Dáil debates
Wednesday, 8 February 2023
Mortgage Interest Relief Scheme: Motion [Private Members]
6:00 pm
Donnchadh Ó Laoghaire (Cork South Central, Sinn Fein) | Oireachtas source
In the midst of a cost-of-living crisis where ordinary workers and families are struggling to get by, mortgage holders are seeing a large increase in their interest costs as a result of interest rate hikes by the ECB. The hike we saw last week was the fifth since July, meaning borrowers will be paying thousands of euro more in interest this year. Others are likely to see their interest rates increase in the current period. Tá daoine faoi bhrú dochreidte agus tá siad anois ag féachaint ar chostais ag éirí níos mó.
What Sinn Féin is proposing in this motion is affordable, sensible and necessary. This is the right time to introduce targeted and temporary mortgage interest relief. The Minister will be well familiar with the struggles and challenges people are facing. Deputies across the House talk to families every week. The Minister knows all about budgeting from his role. Very few families can comprehend how to budget for an increased cost of up to €2,000. That is a large hole in a family's finances and means major decisions have to be made - bills potentially going unpaid and treatments or other needs being missed out on because of these large extra costs. For some, the increase could be close to €3,000.
This issue affects a large number of people. Almost 200,000 households are on tracker mortgages, 129,000 are on standard variable rate mortgages, and 113,000 mortgage accounts are with non-banks and vulture funds and are particularly vulnerable to this situation.
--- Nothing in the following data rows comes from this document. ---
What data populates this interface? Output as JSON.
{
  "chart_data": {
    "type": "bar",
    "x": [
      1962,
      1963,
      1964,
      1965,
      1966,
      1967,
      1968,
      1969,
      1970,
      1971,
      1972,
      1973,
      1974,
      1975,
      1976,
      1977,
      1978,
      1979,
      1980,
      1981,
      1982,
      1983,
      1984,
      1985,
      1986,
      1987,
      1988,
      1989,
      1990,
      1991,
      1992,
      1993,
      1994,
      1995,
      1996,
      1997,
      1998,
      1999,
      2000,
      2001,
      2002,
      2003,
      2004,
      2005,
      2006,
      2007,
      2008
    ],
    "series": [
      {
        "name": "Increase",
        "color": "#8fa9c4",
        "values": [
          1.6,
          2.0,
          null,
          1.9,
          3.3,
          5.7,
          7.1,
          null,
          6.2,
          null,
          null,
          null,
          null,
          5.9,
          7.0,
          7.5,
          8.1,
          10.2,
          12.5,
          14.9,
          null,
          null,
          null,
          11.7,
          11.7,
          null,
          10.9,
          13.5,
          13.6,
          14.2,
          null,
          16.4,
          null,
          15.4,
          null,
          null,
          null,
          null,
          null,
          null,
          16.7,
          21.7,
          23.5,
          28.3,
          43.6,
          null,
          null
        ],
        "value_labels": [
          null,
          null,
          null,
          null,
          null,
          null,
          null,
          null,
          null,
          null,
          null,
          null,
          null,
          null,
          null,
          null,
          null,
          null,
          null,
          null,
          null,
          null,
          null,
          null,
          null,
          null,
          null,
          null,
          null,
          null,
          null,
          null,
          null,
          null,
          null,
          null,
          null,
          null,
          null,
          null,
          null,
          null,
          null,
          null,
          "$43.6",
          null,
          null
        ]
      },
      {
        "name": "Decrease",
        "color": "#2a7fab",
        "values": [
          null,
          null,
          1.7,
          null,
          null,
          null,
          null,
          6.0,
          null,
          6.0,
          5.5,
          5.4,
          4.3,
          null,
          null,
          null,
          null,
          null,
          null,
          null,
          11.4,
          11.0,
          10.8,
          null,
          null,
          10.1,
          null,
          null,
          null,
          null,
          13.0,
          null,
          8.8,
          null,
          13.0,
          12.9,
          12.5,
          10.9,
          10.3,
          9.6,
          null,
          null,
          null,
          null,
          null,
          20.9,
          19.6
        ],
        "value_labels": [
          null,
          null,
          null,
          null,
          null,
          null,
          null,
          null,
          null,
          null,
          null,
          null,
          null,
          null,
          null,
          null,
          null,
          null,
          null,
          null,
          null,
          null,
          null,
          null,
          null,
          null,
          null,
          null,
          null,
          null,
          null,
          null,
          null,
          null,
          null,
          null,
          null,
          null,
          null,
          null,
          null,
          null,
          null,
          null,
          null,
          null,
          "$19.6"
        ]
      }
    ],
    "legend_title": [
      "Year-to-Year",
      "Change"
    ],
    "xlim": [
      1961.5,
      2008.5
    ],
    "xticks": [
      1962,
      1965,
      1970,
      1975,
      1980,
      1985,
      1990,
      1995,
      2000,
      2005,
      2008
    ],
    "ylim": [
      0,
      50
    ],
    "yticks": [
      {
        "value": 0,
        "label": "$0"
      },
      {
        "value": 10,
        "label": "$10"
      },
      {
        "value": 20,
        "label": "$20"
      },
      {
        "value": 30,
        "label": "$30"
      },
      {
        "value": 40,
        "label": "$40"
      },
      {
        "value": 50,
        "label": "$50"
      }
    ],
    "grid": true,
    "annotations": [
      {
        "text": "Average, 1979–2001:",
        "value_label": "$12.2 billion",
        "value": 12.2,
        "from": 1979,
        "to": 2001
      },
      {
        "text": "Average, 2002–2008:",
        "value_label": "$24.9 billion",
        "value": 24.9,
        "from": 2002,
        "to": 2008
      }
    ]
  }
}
The Minister has previously taken a great interest in the issue of mortgage interest relief. In 2015, he described it as "a very important support for families". He also stated: "The process of withdrawing it from existing homeowners at the same time as they are subject to a residential property tax highlights a Government that is pursuing policies that are making home ownership increasingly unaffordable for families". Although his comments were made in a different context - the current context is more severe in some respects - he believed at the time that mortgage interest relief was necessary. It is necessary in this targeted way now. I urge him to listen to people in our constituency and elsewhere who urgently need this help and not to delay it.